Vor vier Jahren trat der Bildungswissenschaftler Heinz-Dieter Meyer mit einer scharfen Kritik an der seit dem Jahr 2000 von der OECD im dreijährigen Turnus durchgeführten PISA-Studie zur Erhebung der Lesekompetenz, der mathematischen Kompetenz sowie der naturwissenschaftlichen Grundbildung 15-Jähriger an die Öffentlichkeit – Tausende Bildungsbewegte aus der ganzen Welt unterzeichneten seinen ‹Offenen Brief›. Wie ging es seither weiter?


Guten Morgen, Heinz-Dieter, willkommen hier im Berliner taz-Café. Es sind mittlerweile vier Jahre vergangen, seit du den ‹Offenen Brief an Andreas Schleicher›(1) initiiert hast, der im April 2014 im ‹Guardian› erschien und auch in Deutschland weite Kreise zog.
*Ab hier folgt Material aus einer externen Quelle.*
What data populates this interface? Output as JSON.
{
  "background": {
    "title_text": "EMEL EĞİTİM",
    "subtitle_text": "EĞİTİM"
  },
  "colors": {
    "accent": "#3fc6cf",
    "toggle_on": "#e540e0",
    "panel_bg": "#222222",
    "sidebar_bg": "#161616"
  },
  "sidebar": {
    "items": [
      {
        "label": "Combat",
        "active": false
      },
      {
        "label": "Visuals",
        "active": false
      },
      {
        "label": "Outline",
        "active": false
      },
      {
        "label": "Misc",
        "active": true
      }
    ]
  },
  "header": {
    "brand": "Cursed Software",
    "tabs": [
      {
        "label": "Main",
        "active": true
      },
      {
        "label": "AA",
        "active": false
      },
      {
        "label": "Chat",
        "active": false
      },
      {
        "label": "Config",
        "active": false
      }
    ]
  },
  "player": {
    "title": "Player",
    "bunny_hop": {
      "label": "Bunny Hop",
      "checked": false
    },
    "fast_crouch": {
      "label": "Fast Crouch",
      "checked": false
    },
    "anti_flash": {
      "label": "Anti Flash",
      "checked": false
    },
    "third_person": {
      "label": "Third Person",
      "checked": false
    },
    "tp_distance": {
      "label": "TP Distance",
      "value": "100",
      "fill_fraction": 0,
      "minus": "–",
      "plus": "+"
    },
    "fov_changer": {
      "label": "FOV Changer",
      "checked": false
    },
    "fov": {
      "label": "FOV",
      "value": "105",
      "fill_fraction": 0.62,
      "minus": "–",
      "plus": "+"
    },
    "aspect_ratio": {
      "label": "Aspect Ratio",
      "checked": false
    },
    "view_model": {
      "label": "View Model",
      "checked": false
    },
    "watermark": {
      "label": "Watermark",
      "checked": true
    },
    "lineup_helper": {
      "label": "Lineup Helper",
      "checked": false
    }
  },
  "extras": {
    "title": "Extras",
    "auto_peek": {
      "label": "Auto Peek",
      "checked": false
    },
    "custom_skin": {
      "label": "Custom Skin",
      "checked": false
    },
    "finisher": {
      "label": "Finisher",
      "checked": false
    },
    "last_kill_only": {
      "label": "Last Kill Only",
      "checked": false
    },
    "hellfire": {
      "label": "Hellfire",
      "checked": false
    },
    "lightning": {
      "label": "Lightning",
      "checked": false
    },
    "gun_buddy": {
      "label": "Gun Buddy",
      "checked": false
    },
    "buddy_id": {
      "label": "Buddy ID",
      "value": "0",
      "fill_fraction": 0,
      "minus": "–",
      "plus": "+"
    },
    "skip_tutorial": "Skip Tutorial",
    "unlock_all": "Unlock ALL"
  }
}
Einige Monate später sind wir uns in Albany zum ersten Mal begegnet für ein Interview.(2) Wie hast du die PISA-Welle und die kritischen Stimmen dazu seither erlebt?

Ja, trotz Kritik von vielen Stellen treibt die OECD die PISA-Welle mit großer Energie weiter. Die neuesten Pläne sind, innerhalb der nächsten 20 Jahre die ganze Welt in das PISA-System einzugliedern, also praktisch alle Schüler der Welt mit diesem einen Maßstab zu testen. Unsere Kritik war ja auch, dass mit diesem einen schmalspurigen Maßstab ganz unterschiedliche Dinge getestet werden, von Peru bis Finnland, von Japan bis Griechenland, das sind ja so viele unterschiedliche Kulturen und Traditionen. Eine andere Entwicklung ist das, was man so lose ‹Edu-Business› nennt, also der ganze Komplex privater Firmen wie Pearson und McGrawHill – es gibt davon etwa ein halbes Dutzend, die global operieren und die PISA in vieler Hinsicht als Trojanisches Pferd benutzen. Die klopfen also an die Tür und sagen den Regierungen: Die Defizite, die PISA aufgedeckt hat, die können wir beheben … ihr allein seid dazu nicht in der Lage. Denn diese viele Testerei, das verschlingt Kapazitäten, die die meisten öffentlichen Schulverwaltungen nicht haben.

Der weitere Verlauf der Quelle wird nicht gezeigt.